Laut einer Studie des Bundesinstituts für Bevölkerungsforschung (BiB), die ebenfalls am Mittwoch vorgestellt wurde, hat sich die Lebenszufriedenheit der Geflüchteten in den letzten anderthalb Jahren signifikant verbessert. Unmittelbar nach ihrer Ankunft in Deutschland gaben 20 Prozent an, mit ihrem Leben zufrieden zu sein, während mittlerweile 27 Prozent diese Aussage treffen. Der Durchschnittswert auf einer Skala von null bis zehn betrug 6,2 – vor der Pandemie lag dieser Wert in Deutschland bei 7,5.
Gut ausgebildet und oft alleinerziehend
Laut dem Statistischen Bundesamt betrug die Nettozuwanderung aus der Ukraine im Jahr 2022 und im ersten Halbjahr 2023 etwa eine Million Menschen. 61 Prozent dieser Menschen waren laut Angaben weiblich; wenn nur die Erwachsenen gezählt werden, waren es sogar 69 Prozent. 15 Prozent aller Frauen waren alleinerziehend und jedes vierte Kind wuchs mit nur einem Elternteil auf. Dadurch lebten insgesamt 40 Prozent der Menschen aus der Ukraine in Alleinerziehenden-Familien – in der deutschen Gesamtbevölkerung waren es nur acht Prozent.
«Bemerkenswert ist bei den aus der Ukraine eingewanderten Personen der hohe Anteil von akademischen Bildungsabschlüssen», berichteten die Statistiker. In der Haupterwerbsphase zwischen 25 und 59 Jahre hatten 45 Prozent einen akademischen Berufsabschluss – in der Gesamtbevölkerung Deutschlands waren es nur 27 Prozent. Der Anteil der akademisch Gebildeten war bei Frauen (48 Prozent) höher als bei Männern (37 Prozent).
Problem Arbeitsmarkt
«Trotz des hohen Qualifikationsniveaus war die Erwerbsbeteiligung der seit Anfang 2022 aus der Ukraine Eingewanderten deutlich geringer als in der Gesamtbevölkerung», sagten die Statistiker. In der Haupterwerbsphase waren lediglich 19 Prozent der Eingewanderten aus der Ukraine erwerbstätig. In der deutschen Gesamtbevölkerung war die Quote in dieser Altersgruppe mehr als vier Mal so hoch.

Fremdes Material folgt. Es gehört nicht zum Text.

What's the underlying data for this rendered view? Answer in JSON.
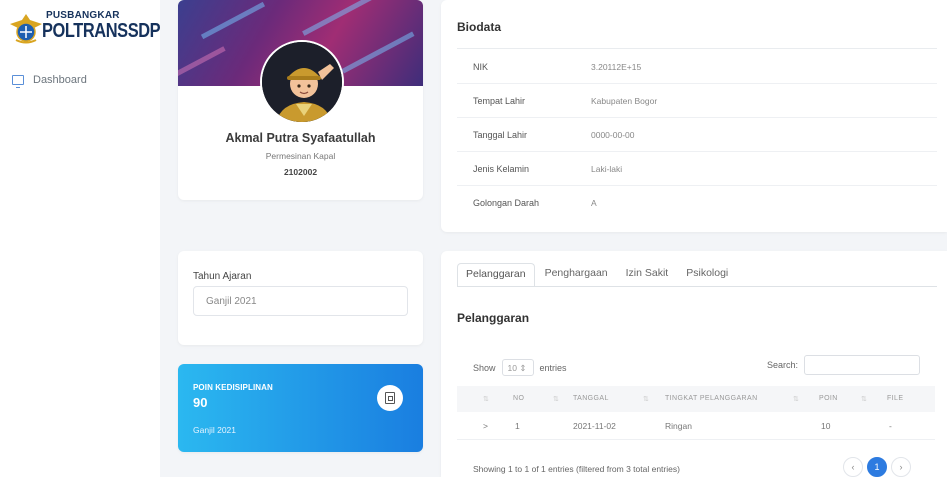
{
  "logo": {
    "top_text": "PUSBANGKAR",
    "main_text": "POLTRANSSDP"
  },
  "sidebar": {
    "items": [
      {
        "label": "Dashboard",
        "icon": "monitor-icon"
      }
    ]
  },
  "profile": {
    "name": "Akmal Putra Syafaatullah",
    "department": "Permesinan Kapal",
    "student_id": "2102002"
  },
  "biodata": {
    "title": "Biodata",
    "rows": [
      {
        "label": "NIK",
        "value": "3.20112E+15"
      },
      {
        "label": "Tempat Lahir",
        "value": "Kabupaten Bogor"
      },
      {
        "label": "Tanggal Lahir",
        "value": "0000-00-00"
      },
      {
        "label": "Jenis Kelamin",
        "value": "Laki-laki"
      },
      {
        "label": "Golongan Darah",
        "value": "A"
      }
    ]
  },
  "tahun": {
    "label": "Tahun Ajaran",
    "selected": "Ganjil 2021"
  },
  "poin": {
    "label": "POIN KEDISIPLINAN",
    "value": "90",
    "semester": "Ganjil 2021",
    "icon": "notebook-icon"
  },
  "tabs": [
    {
      "label": "Pelanggaran",
      "active": true
    },
    {
      "label": "Penghargaan",
      "active": false
    },
    {
      "label": "Izin Sakit",
      "active": false
    },
    {
      "label": "Psikologi",
      "active": false
    }
  ],
  "section_title": "Pelanggaran",
  "table_controls": {
    "show_label": "Show",
    "entries_value": "10",
    "entries_label": "entries",
    "search_label": "Search:"
  },
  "table": {
    "headers": [
      "NO",
      "TANGGAL",
      "TINGKAT PELANGGARAN",
      "POIN",
      "FILE"
    ],
    "rows": [
      {
        "expand": ">",
        "no": "1",
        "tanggal": "2021-11-02",
        "tingkat": "Ringan",
        "poin": "10",
        "file": "-"
      }
    ]
  },
  "info": "Showing 1 to 1 of 1 entries (filtered from 3 total entries)",
  "pager": {
    "prev": "‹",
    "current": "1",
    "next": "›"
  },
  "colors": {
    "accent": "#2d7be0",
    "poin_gradient_start": "#2bb8f0",
    "poin_gradient_end": "#1a7ee0",
    "brand_navy": "#16325c"
  }
}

Gemäß dem Bundesinstitut für Bevölkerungsforschung fand ungefähr die Hälfte der geflüchteten Ukrainerinnen und Ukrainer eine Beschäftigung, die ihrem Status entspricht. Die andere Hälfte hat sich beruflich verschlechtert. Zuletzt ist die Erwerbstätigenquote jeden Monat um ungefähr einen Prozentpunkt gestiegen.
Wohlbefinden steigt
Das Wohlbefinden hängt der BiB-Studie zufolge unter anderem mit der Wohnsituation zusammen: In Gemeinschaftsunterkünften ist die Zufriedenheit deutlich geringer. Zweiter Punkt ist die Sprache: «Je besser die Deutschkenntnisse, desto höher die Lebenszufriedenheit», erklärte Studienleiter Andreas Ette. Die Hälfte der Erwachsenen gab an, gute oder mäßige Deutschkenntnisse zu haben, 33 Prozentpunkte mehr als im Spätsommer 2022 – für das BiB ein Beweis, «dass sich Investitionen in Integrations- und Sprachkurse lohnen».
Laut der Studie hat sich auch die Zufriedenheit der Kinder und Jugendlichen, die aus der Ukraine geflohen sind, verbessert. Wenn ein Elternteil noch in der Ukraine war und die Familie keine eigene Wohnung hatte, wirkte sich dies negativ auf das Wohlbefinden aus. Freizeitangebote hatten hingegen einen positiven Effekt.
Um die Situation für Mütter weiter zu verbessern, müsste man die Kinderbetreuungsmöglichkeiten erweitern, sagte Prof. Katharina Spieß, Direktorin des BiB. Um den Kindern mehr Teilhabe zu ermöglichen, sollten zusätzlich zu den Sportangeboten weitere Freizeitaktivitäten angeboten werden. Es wäre wünschenswert, ukrainischen Familien eine langfristige Planungssicherheit zu bieten.